On the other hand, for patients with multidrug-resistant pulmonary tuberculosis who are resistant to the first-line drugs RFP and INH, according to the WHO guidelines, two drugs for EB and PZA, one for injection and one for tuberculosis for injection such as kanamycin and levofloxacin And a fluoroquinolone antimicrobial agent such as Cravit et al.), Etc., are strongly recommended. However, even if these treatment programs are carried out, it is reported that the cure rate is 50 to 70% and the mortality rate is about 25%.
In Japan, 110 to 120 cases of multidrug-resistant pulmonary tuberculosis patients occur every year. In addition to INH and RFP, the proportion of "supermulti-drug resistant pulmonary tuberculosis" that is resistant to anti-tuberculosis drugs for injection and fluoroquinolone antibiotics is higher than those in other countries, and in 2006, patients with multidrug-resistant pulmonary tuberculosis The survey results show that about 29% of the patients were suffering from multidrug resistance.
Delramanide suppresses the biosynthesis of mycolic acid specific to mycobacteria including Mycobacterium tuberculosis and exerts anti-tuberculosis action. In nonclinical studies and early clinical phase II studies, the minimum inhibitory concentration is lower than INH and RFP, and it has been confirmed to have strong antituberculous activity.

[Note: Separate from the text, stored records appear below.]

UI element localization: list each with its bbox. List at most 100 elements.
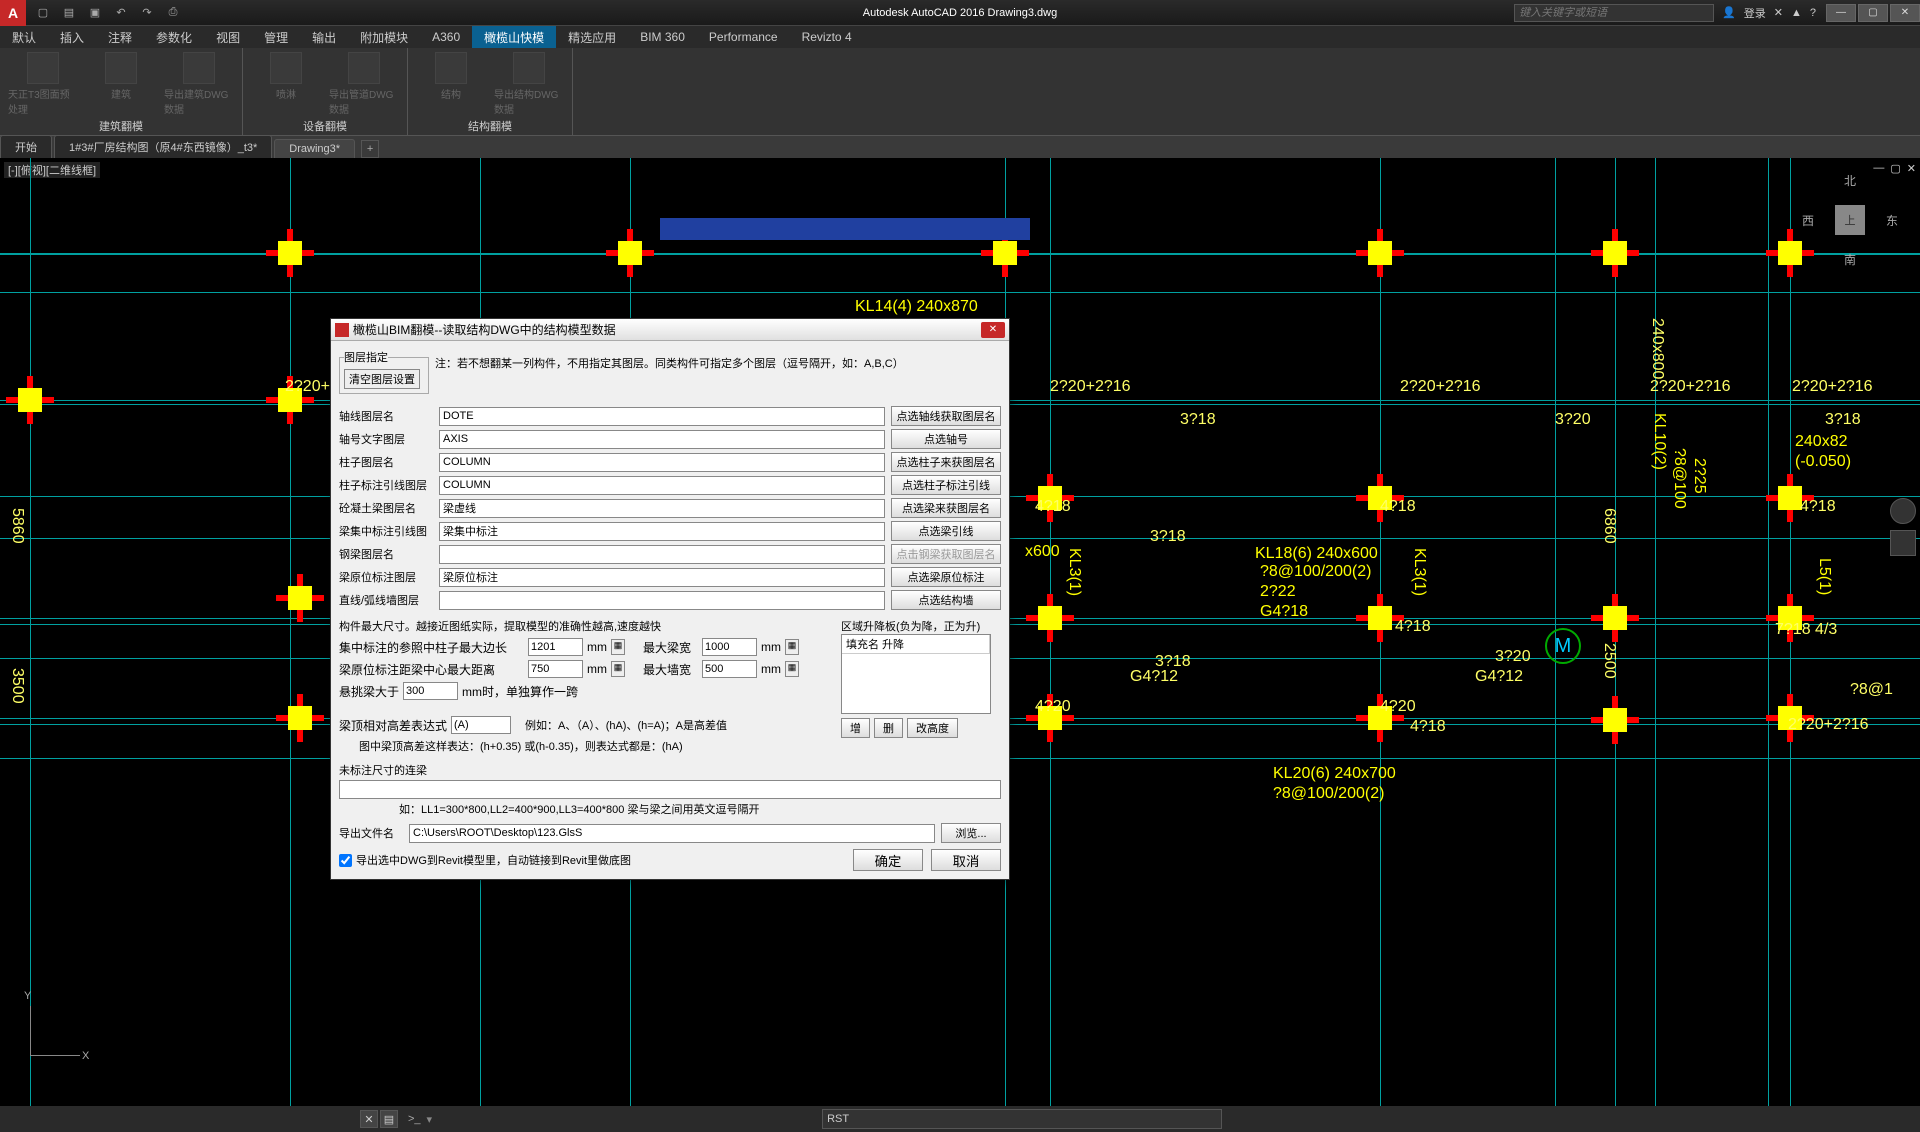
layer-row-pick-button[interactable]: 点选柱子来获图层名 xyxy=(891,452,1001,472)
ribbon-tab-1[interactable]: 插入 xyxy=(48,26,96,48)
ribbon-tab-5[interactable]: 管理 xyxy=(252,26,300,48)
ribbon-tab-0[interactable]: 默认 xyxy=(0,26,48,48)
dialog-title: 橄榄山BIM翻模--读取结构DWG中的结构模型数据 xyxy=(353,321,616,338)
ribbon-tab-13[interactable]: Revizto 4 xyxy=(790,26,864,48)
view-cube-north[interactable]: 北 xyxy=(1844,172,1856,189)
ribbon-tab-6[interactable]: 输出 xyxy=(300,26,348,48)
tiaoliang-input[interactable] xyxy=(403,682,458,700)
layer-row-label: 梁原位标注图层 xyxy=(339,569,439,585)
view-cube-east[interactable]: 东 xyxy=(1886,212,1898,229)
ribbon-tab-2[interactable]: 注释 xyxy=(96,26,144,48)
ribbon-tab-10[interactable]: 精选应用 xyxy=(556,26,628,48)
qat-redo-icon[interactable]: ↷ xyxy=(138,4,156,22)
size-input-b[interactable] xyxy=(702,638,757,656)
drawing-text: KL14(4) 240x870 xyxy=(855,298,978,316)
cancel-button[interactable]: 取消 xyxy=(931,849,1001,871)
minimize-button[interactable]: — xyxy=(1826,4,1856,22)
region-button-1[interactable]: 删 xyxy=(874,718,903,738)
size-input-a[interactable] xyxy=(528,660,583,678)
help-search-input[interactable] xyxy=(1514,4,1714,22)
size-input-b[interactable] xyxy=(702,660,757,678)
close-button[interactable]: ✕ xyxy=(1890,4,1920,22)
region-button-0[interactable]: 增 xyxy=(841,718,870,738)
ribbon-tab-3[interactable]: 参数化 xyxy=(144,26,204,48)
ribbon-tool[interactable]: 导出建筑DWG数据 xyxy=(164,52,234,116)
browse-button[interactable]: 浏览... xyxy=(941,823,1001,843)
layer-row-input[interactable] xyxy=(439,407,885,426)
ribbon-tab-4[interactable]: 视图 xyxy=(204,26,252,48)
command-input[interactable] xyxy=(822,1109,1222,1129)
app-logo[interactable]: A xyxy=(0,0,26,26)
view-cube[interactable]: 上 北 南 西 东 xyxy=(1800,170,1900,270)
layer-row-pick-button[interactable]: 点选结构墙 xyxy=(891,590,1001,610)
ribbon-tab-11[interactable]: BIM 360 xyxy=(628,26,697,48)
picker-icon[interactable]: ▦ xyxy=(785,661,799,677)
document-tab-1[interactable]: 1#3#厂房结构图（原4#东西镜像）_t3* xyxy=(54,135,272,158)
unmarked-input[interactable] xyxy=(339,780,1001,799)
view-cube-west[interactable]: 西 xyxy=(1802,212,1814,229)
ribbon-tab-8[interactable]: A360 xyxy=(420,26,472,48)
ribbon-tab-7[interactable]: 附加模块 xyxy=(348,26,420,48)
elev-input[interactable] xyxy=(451,716,511,734)
layer-row-input[interactable] xyxy=(439,430,885,449)
layer-row-input[interactable] xyxy=(439,522,885,541)
dialog-close-button[interactable]: ✕ xyxy=(981,322,1005,338)
ribbon-tool[interactable]: 导出结构DWG数据 xyxy=(494,52,564,116)
layer-row-pick-button[interactable]: 点选梁原位标注 xyxy=(891,567,1001,587)
view-cube-south[interactable]: 南 xyxy=(1844,251,1856,268)
picker-icon[interactable]: ▦ xyxy=(611,661,625,677)
help-icon[interactable]: ? xyxy=(1810,7,1816,19)
ribbon-tool[interactable]: 建筑 xyxy=(86,52,156,101)
user-icon[interactable]: 👤 xyxy=(1722,6,1736,19)
export-link-checkbox[interactable] xyxy=(339,854,352,867)
layer-row-input[interactable] xyxy=(439,453,885,472)
drawing-text: ?8@100/200(2) xyxy=(1273,785,1384,803)
layout-close-icon[interactable]: ✕ xyxy=(360,1110,378,1128)
layer-row-pick-button[interactable]: 点选轴号 xyxy=(891,429,1001,449)
qat-open-icon[interactable]: ▤ xyxy=(60,4,78,22)
qat-print-icon[interactable]: ⎙ xyxy=(164,4,182,22)
document-tabs: 开始1#3#厂房结构图（原4#东西镜像）_t3*Drawing3* + xyxy=(0,136,1920,158)
ok-button[interactable]: 确定 xyxy=(853,849,923,871)
a360-icon[interactable]: ▲ xyxy=(1791,7,1802,19)
ribbon-tab-12[interactable]: Performance xyxy=(697,26,790,48)
new-tab-button[interactable]: + xyxy=(361,140,379,158)
size-input-a[interactable] xyxy=(528,638,583,656)
region-listbox[interactable]: 填充名 升降 xyxy=(841,634,991,714)
ribbon-tab-9[interactable]: 橄榄山快模 xyxy=(472,26,556,48)
layer-row-pick-button[interactable]: 点选轴线获取图层名 xyxy=(891,406,1001,426)
region-button-2[interactable]: 改高度 xyxy=(907,718,958,738)
nav-wheel-icon[interactable] xyxy=(1890,498,1916,524)
ribbon-tool[interactable]: 结构 xyxy=(416,52,486,101)
clear-layers-button[interactable]: 清空图层设置 xyxy=(344,369,420,389)
layer-row-pick-button[interactable]: 点击钢梁获取图层名 xyxy=(891,544,1001,564)
tiaoliang-label: 悬挑梁大于 xyxy=(339,683,399,700)
maximize-button[interactable]: ▢ xyxy=(1858,4,1888,22)
picker-icon[interactable]: ▦ xyxy=(611,639,625,655)
picker-icon[interactable]: ▦ xyxy=(785,639,799,655)
export-file-input[interactable] xyxy=(409,824,935,843)
layer-row-input[interactable] xyxy=(439,568,885,587)
qat-undo-icon[interactable]: ↶ xyxy=(112,4,130,22)
layer-row-pick-button[interactable]: 点选梁引线 xyxy=(891,521,1001,541)
ribbon-tool[interactable]: 喷淋 xyxy=(251,52,321,101)
document-tab-2[interactable]: Drawing3* xyxy=(274,139,355,158)
qat-new-icon[interactable]: ▢ xyxy=(34,4,52,22)
layer-row-input[interactable] xyxy=(439,499,885,518)
nav-pan-icon[interactable] xyxy=(1890,530,1916,556)
document-tab-0[interactable]: 开始 xyxy=(0,135,52,158)
ribbon-tool[interactable]: 天正T3图面预处理 xyxy=(8,52,78,116)
exchange-icon[interactable]: ✕ xyxy=(1774,6,1783,19)
qat-save-icon[interactable]: ▣ xyxy=(86,4,104,22)
layer-row-input[interactable] xyxy=(439,476,885,495)
layer-row-pick-button[interactable]: 点选柱子标注引线 xyxy=(891,475,1001,495)
layout-list-icon[interactable]: ▤ xyxy=(380,1110,398,1128)
size-header: 构件最大尺寸。越接近图纸实际，提取模型的准确性越高,速度越快 xyxy=(339,618,831,634)
dialog-titlebar[interactable]: 橄榄山BIM翻模--读取结构DWG中的结构模型数据 ✕ xyxy=(331,319,1009,341)
login-label[interactable]: 登录 xyxy=(1744,5,1766,21)
ribbon-tool[interactable]: 导出管道DWG数据 xyxy=(329,52,399,116)
layer-row-pick-button[interactable]: 点选梁来获图层名 xyxy=(891,498,1001,518)
layer-row-input[interactable] xyxy=(439,591,885,610)
layer-row-input[interactable] xyxy=(439,545,885,564)
view-cube-face[interactable]: 上 xyxy=(1835,205,1865,235)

In an international joint study for patients with multidrug - resistant pulmonary tuberculosis including Japanese, delamanide was added to the standard therapy for 2 months, and the sputum idiotization rate was significantly higher than that in the placebo group. Furthermore, the proportion of patients with effective treatment outcome in the final treatment outcome after 2 years was reported to be 74.5% in the group treated with Delamanide more than 2 months in the standard treatment, and 55.0% in the group in which the addition was 2 months or less Has been done.

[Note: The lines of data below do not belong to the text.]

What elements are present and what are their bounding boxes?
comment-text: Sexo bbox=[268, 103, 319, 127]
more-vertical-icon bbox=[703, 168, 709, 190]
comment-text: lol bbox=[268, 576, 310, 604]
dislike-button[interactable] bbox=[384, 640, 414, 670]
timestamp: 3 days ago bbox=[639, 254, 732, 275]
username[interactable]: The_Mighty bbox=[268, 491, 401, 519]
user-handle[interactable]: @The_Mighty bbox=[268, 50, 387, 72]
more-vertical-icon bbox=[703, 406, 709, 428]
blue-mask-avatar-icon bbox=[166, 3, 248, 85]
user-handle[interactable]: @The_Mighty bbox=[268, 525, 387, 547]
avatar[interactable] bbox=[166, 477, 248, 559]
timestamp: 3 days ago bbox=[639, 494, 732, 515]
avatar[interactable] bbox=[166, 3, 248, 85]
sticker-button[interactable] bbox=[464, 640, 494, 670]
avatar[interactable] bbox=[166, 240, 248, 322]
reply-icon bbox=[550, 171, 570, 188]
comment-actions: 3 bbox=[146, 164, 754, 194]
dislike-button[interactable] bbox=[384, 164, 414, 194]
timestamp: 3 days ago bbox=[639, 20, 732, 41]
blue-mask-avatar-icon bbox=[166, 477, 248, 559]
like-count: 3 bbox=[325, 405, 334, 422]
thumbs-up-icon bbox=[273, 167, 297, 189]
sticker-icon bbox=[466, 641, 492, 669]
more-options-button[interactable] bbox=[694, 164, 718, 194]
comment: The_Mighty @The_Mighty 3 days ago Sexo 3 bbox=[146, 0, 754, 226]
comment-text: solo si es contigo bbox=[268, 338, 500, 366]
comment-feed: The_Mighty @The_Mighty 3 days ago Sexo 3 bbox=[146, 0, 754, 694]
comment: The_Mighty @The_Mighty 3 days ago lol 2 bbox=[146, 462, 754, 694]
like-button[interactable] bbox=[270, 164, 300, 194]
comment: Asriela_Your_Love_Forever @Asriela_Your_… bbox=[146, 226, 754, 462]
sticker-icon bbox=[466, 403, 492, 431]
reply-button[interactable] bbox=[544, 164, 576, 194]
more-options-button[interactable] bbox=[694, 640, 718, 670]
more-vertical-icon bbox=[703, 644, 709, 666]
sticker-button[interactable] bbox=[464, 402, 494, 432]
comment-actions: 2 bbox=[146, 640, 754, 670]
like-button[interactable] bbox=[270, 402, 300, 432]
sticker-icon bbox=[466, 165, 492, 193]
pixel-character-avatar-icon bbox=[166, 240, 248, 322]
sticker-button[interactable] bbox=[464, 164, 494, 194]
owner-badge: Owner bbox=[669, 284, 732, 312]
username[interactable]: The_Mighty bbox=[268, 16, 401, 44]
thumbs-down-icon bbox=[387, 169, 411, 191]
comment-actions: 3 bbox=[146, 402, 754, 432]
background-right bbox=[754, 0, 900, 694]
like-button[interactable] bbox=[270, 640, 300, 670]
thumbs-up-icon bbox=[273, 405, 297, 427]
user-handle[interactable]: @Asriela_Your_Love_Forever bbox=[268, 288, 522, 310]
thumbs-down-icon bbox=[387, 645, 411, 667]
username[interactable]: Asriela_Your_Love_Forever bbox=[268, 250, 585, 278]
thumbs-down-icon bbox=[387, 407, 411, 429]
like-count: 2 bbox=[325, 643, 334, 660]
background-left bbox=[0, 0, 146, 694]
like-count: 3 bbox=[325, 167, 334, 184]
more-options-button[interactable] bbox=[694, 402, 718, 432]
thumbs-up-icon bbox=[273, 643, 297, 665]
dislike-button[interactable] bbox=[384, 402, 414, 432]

In addition, DELAMANIDE does not show cross-resistance with existing anti-tuberculosis drugs, has anti-tuberculosis activity against Mycobacterium tuberculosis under aerobic and anaerobic environments, and also has a bactericidal action against intracellular Mycobacterium tuberculosis Has been approved. Overseas it was approved in Europe in April 2014 and was released in the UK in May. In Japan, on February 8, 2008, we received designation of drugs for rare diseases.

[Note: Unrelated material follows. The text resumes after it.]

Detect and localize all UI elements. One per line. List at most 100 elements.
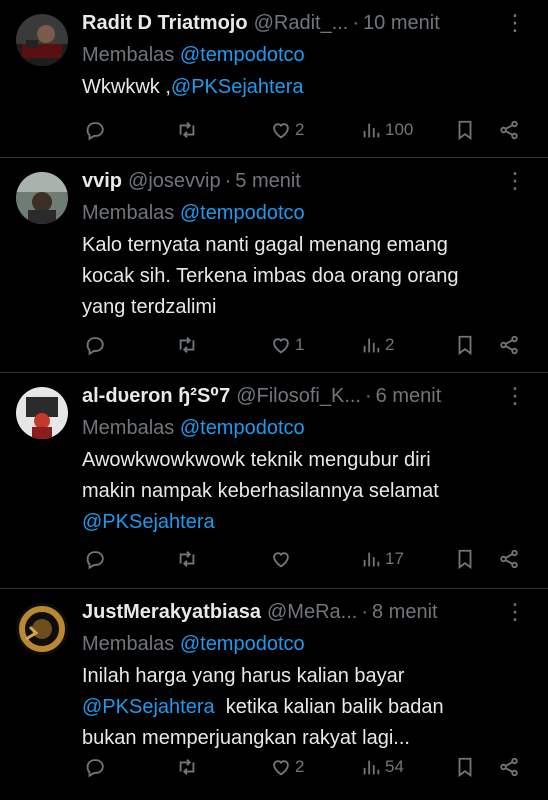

Please note that 52.7% of adverse reactions (including clinical laboratory test abnormalities) are recognized in the international joint test until approval. Main side effects are insomnia (12.2%), headache (10.4%), QT prolongation (7.1%), somnolence (6.3%) and the like, and the expression of QT prolongation is reported as a serious side effect.
In addition, in order to prevent the appearance of resistant bacteria and to promote proper use, at a registered medical institution/pharmacy with a doctor/pharmacist registered in a RAP (Responsible Access Program) conducted by a pharmaceutical company, only for patients registered by a doctor Can be used.